Dedicated printers, copiers and facsimile machines all have multiple sheet printing capabilities requiring a feeder mechanism which inserts sheets into a media feed path. The recent trend has been for suppliers of such equipment to combine multiple functions in a single device. For example, digital printing devices are now available that can function as either a copier or as a printer. Other digital printing devices combine printing, copying, facsimile and scanning functions. Each such printing device generally has at least one of what is known in the industry as a page stop location. A page stop location is the furthest position to which a new page may be inserted into a media path without that page interfering with the movement of other media sheets already in the path, or with moving mechanical components within the device. The stop location can apply to media sheets being fed into an internal media path, or to media sheets being fed from the media transport path of one device to the media transport path of another device. A new page must not pass the stop location until the printing device is ready to receive it. Stop locations are usually stated as a distance from the media path entrance. For devices which are externally attachable to a host device, the path entrance is generally located on a face of the attachable device, a face which generally mounts flush with a receiving face of the host device.
The page stop value of a device is a critical factor as pages are fed into its media path entrance. If, for example, the actual page stop location is 28.4 mm, a media jam will occur if the media page is stopped beyond that value at, say, 28.5 mm. Because of certain variables, such as thermal expansion and mechanical tolerances, a page stop specification is generally given as an optimum distance value with a tolerance. Even in the case where the tolerance is at the high-side maximum, the value still provides at least some leeway against a jam condition. For an actual page stop location of 28.4 mm, the page stop specification might be given as 26.4 mm.+-.1.0 mm. Thus, even if a newly-fed page stops at 27.4 mm (the high-side tolerance), the page is still 1.0 mm from causing a jam condition.
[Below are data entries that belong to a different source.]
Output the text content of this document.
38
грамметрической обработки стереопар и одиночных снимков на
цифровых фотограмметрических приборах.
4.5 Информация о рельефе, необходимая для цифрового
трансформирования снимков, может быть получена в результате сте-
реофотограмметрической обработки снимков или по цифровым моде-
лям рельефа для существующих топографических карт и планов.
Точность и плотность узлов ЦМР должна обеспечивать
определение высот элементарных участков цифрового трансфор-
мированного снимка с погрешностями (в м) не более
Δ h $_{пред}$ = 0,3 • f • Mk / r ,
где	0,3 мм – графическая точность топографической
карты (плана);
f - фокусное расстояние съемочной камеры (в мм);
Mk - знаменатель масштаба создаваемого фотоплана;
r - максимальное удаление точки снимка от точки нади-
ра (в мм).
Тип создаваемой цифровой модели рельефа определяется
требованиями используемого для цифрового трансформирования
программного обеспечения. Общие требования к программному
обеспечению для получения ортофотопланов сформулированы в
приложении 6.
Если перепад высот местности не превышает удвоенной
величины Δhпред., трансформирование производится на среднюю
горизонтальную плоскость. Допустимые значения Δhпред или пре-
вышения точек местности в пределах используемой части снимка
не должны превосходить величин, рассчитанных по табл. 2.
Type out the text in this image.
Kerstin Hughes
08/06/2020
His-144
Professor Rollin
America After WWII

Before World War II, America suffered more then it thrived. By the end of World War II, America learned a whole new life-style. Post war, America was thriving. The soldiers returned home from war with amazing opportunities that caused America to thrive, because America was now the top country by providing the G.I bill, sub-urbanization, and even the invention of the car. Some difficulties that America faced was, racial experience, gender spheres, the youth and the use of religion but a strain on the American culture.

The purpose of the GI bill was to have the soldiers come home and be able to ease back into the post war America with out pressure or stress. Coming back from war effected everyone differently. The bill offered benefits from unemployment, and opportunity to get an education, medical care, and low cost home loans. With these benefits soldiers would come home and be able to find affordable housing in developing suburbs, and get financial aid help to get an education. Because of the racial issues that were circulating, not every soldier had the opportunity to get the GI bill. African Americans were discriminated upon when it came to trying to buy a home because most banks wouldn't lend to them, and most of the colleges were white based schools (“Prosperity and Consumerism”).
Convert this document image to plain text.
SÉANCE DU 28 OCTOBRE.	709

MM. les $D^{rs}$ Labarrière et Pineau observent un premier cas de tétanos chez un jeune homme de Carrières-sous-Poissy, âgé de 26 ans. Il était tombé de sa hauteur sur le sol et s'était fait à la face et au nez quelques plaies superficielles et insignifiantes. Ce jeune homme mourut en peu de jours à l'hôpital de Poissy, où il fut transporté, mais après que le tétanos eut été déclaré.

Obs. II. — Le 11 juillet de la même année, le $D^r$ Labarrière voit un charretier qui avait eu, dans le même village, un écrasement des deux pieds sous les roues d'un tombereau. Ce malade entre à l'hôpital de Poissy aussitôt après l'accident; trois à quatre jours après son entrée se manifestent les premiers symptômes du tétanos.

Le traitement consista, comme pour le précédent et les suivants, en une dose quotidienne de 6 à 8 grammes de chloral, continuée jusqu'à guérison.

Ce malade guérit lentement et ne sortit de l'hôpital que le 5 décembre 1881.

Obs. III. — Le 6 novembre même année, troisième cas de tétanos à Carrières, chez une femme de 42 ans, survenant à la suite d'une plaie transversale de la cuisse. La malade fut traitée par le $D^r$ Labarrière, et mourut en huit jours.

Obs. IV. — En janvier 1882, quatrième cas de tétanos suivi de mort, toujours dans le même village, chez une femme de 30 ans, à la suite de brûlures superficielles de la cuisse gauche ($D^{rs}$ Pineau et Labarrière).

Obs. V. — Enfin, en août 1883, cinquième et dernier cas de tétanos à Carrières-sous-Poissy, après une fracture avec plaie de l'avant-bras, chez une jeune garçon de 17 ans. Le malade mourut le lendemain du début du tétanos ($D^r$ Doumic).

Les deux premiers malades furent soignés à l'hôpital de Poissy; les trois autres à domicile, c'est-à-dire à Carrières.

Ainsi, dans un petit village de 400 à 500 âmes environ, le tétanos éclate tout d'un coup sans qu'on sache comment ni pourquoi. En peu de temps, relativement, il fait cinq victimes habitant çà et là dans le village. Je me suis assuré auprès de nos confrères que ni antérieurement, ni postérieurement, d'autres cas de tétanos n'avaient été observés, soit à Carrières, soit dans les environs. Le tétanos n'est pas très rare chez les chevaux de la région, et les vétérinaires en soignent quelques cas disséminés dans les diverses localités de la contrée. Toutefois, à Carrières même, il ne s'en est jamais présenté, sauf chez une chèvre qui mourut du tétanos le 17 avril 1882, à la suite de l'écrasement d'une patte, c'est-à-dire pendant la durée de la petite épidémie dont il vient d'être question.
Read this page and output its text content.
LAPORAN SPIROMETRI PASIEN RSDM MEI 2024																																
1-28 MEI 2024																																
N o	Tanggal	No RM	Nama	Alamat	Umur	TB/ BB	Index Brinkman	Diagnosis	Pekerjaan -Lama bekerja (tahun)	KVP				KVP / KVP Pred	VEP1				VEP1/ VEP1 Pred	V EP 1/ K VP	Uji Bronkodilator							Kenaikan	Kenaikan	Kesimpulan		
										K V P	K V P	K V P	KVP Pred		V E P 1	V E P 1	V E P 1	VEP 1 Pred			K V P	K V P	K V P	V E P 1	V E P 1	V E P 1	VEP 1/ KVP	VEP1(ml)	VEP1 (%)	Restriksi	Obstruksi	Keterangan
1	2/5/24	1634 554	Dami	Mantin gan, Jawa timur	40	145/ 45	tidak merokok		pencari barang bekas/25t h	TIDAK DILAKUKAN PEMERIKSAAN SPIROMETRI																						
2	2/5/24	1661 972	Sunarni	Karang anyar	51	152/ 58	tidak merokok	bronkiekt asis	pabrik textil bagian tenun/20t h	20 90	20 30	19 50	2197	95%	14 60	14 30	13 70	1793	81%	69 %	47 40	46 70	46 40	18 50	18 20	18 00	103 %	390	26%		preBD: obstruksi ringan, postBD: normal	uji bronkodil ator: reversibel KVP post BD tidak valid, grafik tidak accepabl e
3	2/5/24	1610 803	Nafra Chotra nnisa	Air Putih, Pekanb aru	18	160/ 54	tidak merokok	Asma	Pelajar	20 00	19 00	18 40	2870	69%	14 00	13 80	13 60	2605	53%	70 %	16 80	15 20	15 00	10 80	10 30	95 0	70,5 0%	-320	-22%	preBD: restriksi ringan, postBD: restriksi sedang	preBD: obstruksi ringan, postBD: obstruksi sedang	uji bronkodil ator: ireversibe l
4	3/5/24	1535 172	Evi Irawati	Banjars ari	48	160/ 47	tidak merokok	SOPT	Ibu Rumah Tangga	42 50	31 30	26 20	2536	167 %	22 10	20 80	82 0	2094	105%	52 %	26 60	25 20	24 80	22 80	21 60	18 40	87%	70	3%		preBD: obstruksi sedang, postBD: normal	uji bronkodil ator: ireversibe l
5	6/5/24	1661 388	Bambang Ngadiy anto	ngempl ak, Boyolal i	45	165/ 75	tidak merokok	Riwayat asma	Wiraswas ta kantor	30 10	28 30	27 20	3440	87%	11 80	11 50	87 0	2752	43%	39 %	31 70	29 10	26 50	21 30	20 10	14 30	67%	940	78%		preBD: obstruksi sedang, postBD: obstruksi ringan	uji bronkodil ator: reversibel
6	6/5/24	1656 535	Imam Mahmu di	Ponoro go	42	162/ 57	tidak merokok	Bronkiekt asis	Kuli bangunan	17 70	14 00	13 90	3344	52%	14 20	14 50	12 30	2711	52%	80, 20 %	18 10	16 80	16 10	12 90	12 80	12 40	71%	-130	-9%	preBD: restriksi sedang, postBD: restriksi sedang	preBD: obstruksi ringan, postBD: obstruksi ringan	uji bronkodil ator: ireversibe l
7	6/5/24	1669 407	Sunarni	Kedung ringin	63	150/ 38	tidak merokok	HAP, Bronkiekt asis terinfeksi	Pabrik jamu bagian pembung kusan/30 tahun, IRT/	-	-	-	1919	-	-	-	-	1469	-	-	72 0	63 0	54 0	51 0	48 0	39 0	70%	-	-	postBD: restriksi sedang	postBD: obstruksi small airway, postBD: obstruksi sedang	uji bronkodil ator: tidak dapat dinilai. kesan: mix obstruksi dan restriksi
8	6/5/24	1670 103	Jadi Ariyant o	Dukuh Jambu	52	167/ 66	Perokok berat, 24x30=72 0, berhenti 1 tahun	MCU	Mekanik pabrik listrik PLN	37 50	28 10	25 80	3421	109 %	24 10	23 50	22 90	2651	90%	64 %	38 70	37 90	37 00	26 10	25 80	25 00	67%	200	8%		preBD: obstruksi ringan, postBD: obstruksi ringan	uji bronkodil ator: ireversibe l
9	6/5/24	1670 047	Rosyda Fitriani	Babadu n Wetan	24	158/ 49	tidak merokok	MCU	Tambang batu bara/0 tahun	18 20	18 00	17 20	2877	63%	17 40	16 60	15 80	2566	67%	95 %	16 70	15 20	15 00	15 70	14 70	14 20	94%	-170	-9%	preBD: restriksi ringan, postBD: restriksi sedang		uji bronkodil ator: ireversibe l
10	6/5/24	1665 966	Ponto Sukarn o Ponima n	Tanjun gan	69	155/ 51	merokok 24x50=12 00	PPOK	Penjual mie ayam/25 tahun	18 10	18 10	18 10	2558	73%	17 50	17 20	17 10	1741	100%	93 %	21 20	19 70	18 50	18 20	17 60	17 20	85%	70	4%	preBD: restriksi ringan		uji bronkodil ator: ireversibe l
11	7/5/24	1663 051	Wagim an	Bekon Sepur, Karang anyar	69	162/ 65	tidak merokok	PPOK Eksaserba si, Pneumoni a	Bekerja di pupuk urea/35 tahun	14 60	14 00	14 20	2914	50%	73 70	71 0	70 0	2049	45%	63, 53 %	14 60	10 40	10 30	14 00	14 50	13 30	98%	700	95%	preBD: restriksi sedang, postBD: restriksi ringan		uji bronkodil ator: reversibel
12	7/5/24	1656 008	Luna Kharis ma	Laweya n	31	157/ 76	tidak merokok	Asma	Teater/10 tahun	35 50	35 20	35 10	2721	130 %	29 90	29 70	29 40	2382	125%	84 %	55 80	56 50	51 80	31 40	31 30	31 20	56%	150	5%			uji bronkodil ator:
Heretofore, the parking of media sheets just short of a stop location has been empirically determined by estimating how long it will take for the sheet to travel from an identifiable starting point along the media path to the stop location. A timer, set to the estimated time, begins a countdown to zero as a media page passes a sensor identifying the starting point. Movement of the page along the media path is stopped when the timer expires, and the page is checked for proper positioning at the stop location. The process is repeated until the time for proper positioning to be achieved is accurately known.
The integration of a printing device with one or more attached devices, such as media input handlers, collators, binders, mailers or duplexing attachments, is time consuming because each device which feeds media sheets to another device must know the stop location of the receiving device in order to prevent media jams when a media sheet is transferred from the feed device to the receiving device.
What is needed is a method for automatically calibrating media feed timing for the stop locations of interconnected devices so that development and integration of multiple device systems is no longer a cumbersome, time-consuming task.